I feel blessed to be married in a house where my family understand the pressures on me. My husband not only helps me in washing the weekly cargo of clothes, but also warms food and cleans the kitchen post dinner. Resulting this we get enough time to spend with each other. We connect over our common interests of movies, video games and travelling. And this is possible only because he shares the house chores with me.

One fine Sunday, our house was in a mess, clothes lied unwashed, our maid was absent, we had to attend a party in the afternoon and go to work on Monday. I could not imagine to look good or fresh and enjoy a social gathering with so much stress at home. However, my supportive husband agreed to do the laundry while I took care of the cleaning part. The mess sorted in no time and we made it to the gathering, with full energy & freshness. That was the day when I realized the support of sharing.
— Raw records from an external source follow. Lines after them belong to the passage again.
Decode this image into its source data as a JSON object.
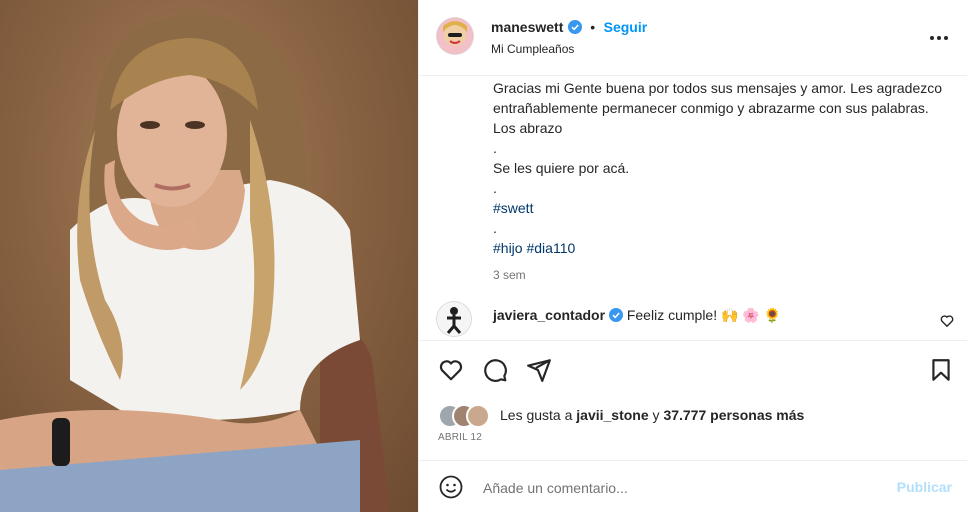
{
  "post": {
    "author": "maneswett",
    "separator": "•",
    "follow_label": "Seguir",
    "subtitle": "Mi Cumpleaños",
    "more_icon": "more-horizontal-icon"
  },
  "caption": {
    "lines": [
      "Gracias mi Gente buena por todos sus mensajes y amor. Les agradezco entrañablemente permanecer conmigo y abrazarme con sus palabras. Los abrazo",
      ".",
      "Se les quiere por acá.",
      "."
    ],
    "hashtag1": "#swett",
    "dot3": ".",
    "hashtag2": "#hijo",
    "hashtag3": "#dia110",
    "time": "3 sem"
  },
  "comments": [
    {
      "user": "javiera_contador",
      "text": "Feeliz cumple! 🙌 🌸 🌻"
    }
  ],
  "likes": {
    "prefix": "Les gusta a",
    "user": "javii_stone",
    "conj": "y",
    "count_text": "37.777 personas más",
    "date": "ABRIL 12"
  },
  "comment_box": {
    "placeholder": "Añade un comentario...",
    "publish_label": "Publicar"
  },
  "colors": {
    "accent": "#0095f6",
    "hashtag": "#00376b",
    "verified": "#3897f0"
  }
}
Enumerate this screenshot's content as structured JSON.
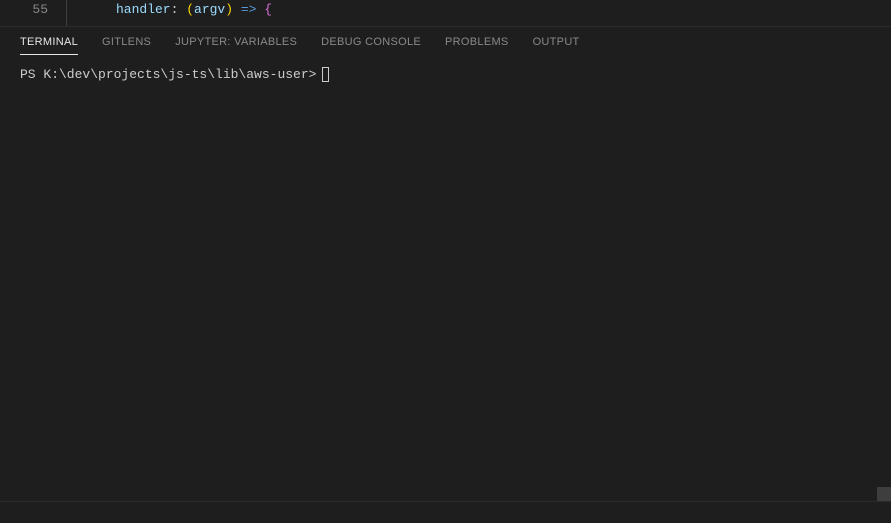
{
  "editor": {
    "line_number": "55",
    "code_prop": "handler",
    "code_colon": ": ",
    "code_lparen": "(",
    "code_param": "argv",
    "code_rparen": ")",
    "code_space": " ",
    "code_arrow": "=>",
    "code_space2": " ",
    "code_brace": "{"
  },
  "panel": {
    "tabs": {
      "terminal": "TERMINAL",
      "gitlens": "GITLENS",
      "jupyter": "JUPYTER: VARIABLES",
      "debug": "DEBUG CONSOLE",
      "problems": "PROBLEMS",
      "output": "OUTPUT"
    }
  },
  "terminal": {
    "prompt": "PS K:\\dev\\projects\\js-ts\\lib\\aws-user>"
  }
}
So if a man and woman are considered equal for the house, shouldn't both of them share and contribute equally? Sharing means caring. Where does it vanish when it comes to sharing the household job? Ask a married working lady her routine after work, she would go on with her never ending list of cooking, cleaning, looking after kids, teaching them, washing clothes, looking after in-laws and so on. A woman works in double shifts. Morning shift in office and evening shift for her family, and that's by default. Even if  the woman chooses to be a housewife, she is on duty round the clock. Talk about paying her, one would say "Its her responsibility!". One can at least not expect her to work like a machine and share some work to releive her of stress, mentally and physically, both.
An equal involvement in home jobs, bonds a family psychologically besides imparting a feeling of togetherness & security. Thankfully the stereotypes are changing. Ariel's initiative of sharing the load and making men understand that laundry is not a woman's job alone is worth appreciating.